Back inside the yurt, Chen didn’t feel like reading; he could not shake the fear that the cub would get sick, or lose too much weight, maybe even die in the cruel summer heat. By chaining him, he realized, he was preserving the safety of people and their livestock, but not the life of the cub. If there were only an enclosure in which the cub could run free, he could at least find shelter at the base of a wall.
All Chen could do was keep an eye on his wolf and try to figure out something; nothing came to mind.

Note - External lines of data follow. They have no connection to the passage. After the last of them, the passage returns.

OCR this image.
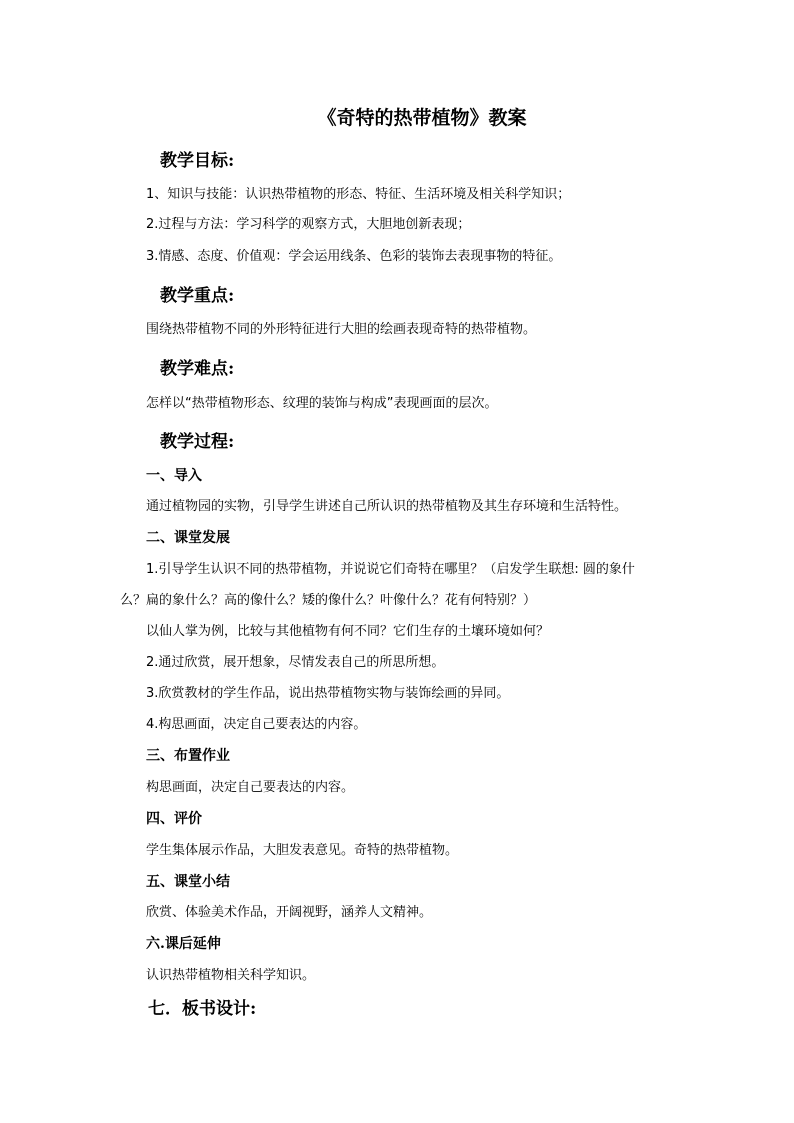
《奇特的热带植物》教案
教学目标:
1、知识与技能：认识热带植物的形态、特征、生活环境及相关科学知识；
2.过程与方法：学习科学的观察方式，大胆地创新表现；
3.情感、态度、价值观：学会运用线条、色彩的装饰去表现事物的特征。
教学重点:
围绕热带植物不同的外形特征进行大胆的绘画表现奇特的热带植物。
教学难点:
怎样以“热带植物形态、纹理的装饰与构成”表现画面的层次。
教学过程:
一、导入
通过植物园的实物，引导学生讲述自己所认识的热带植物及其生存环境和生活特性。
二、课堂发展
1.引导学生认识不同的热带植物，并说说它们奇特在哪里？（启发学生联想: 圆的象什
么？扁的象什么？高的像什么？矮的像什么？叶像什么？花有何特别？）
以仙人掌为例，比较与其他植物有何不同？它们生存的土壤环境如何？
2.通过欣赏，展开想象，尽情发表自己的所思所想。
3.欣赏教材的学生作品，说出热带植物实物与装饰绘画的异同。
4.构思画面，决定自己要表达的内容。
三、布置作业
构思画面，决定自己要表达的内容。
四、评价
学生集体展示作品，大胆发表意见。奇特的热带植物。
五、课堂小结
欣赏、体验美术作品，开阔视野，涵养人文精神。
六.课后延伸
认识热带植物相关科学知识。
七．板书设计:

The wolf walked around and around, his brain apparently doing the same. The cub seemed to realize that the grassy ground outside the pen was cooler than the sandy ground inside. He turned and stepped on the grass with his hind legs; finding that it was, in fact, cooler, he lay down on the grass, leaving only his head and neck on the scalding sand inside the pen. With the chain pulled taut, he could finally stretch out and get some rest, part of his body no longer baked by the sun. Chen was so happy he could have kissed the young wolf; this manifestation of the cub’s intelligence gave him a thread of hope. Now he knew what to do. As the temperature continued to climb, he’d make a new pen for the wolf, this time with grass, and each time the cub trampled it down and exposed the sand, he’d move him again. A wolf’s power to survive was greater than that of humans. Even without a mother’s guidance, a young wolf solves the problems it faces, in a pack or alone. With a sigh, Chen lay back against his bedroll and began to read.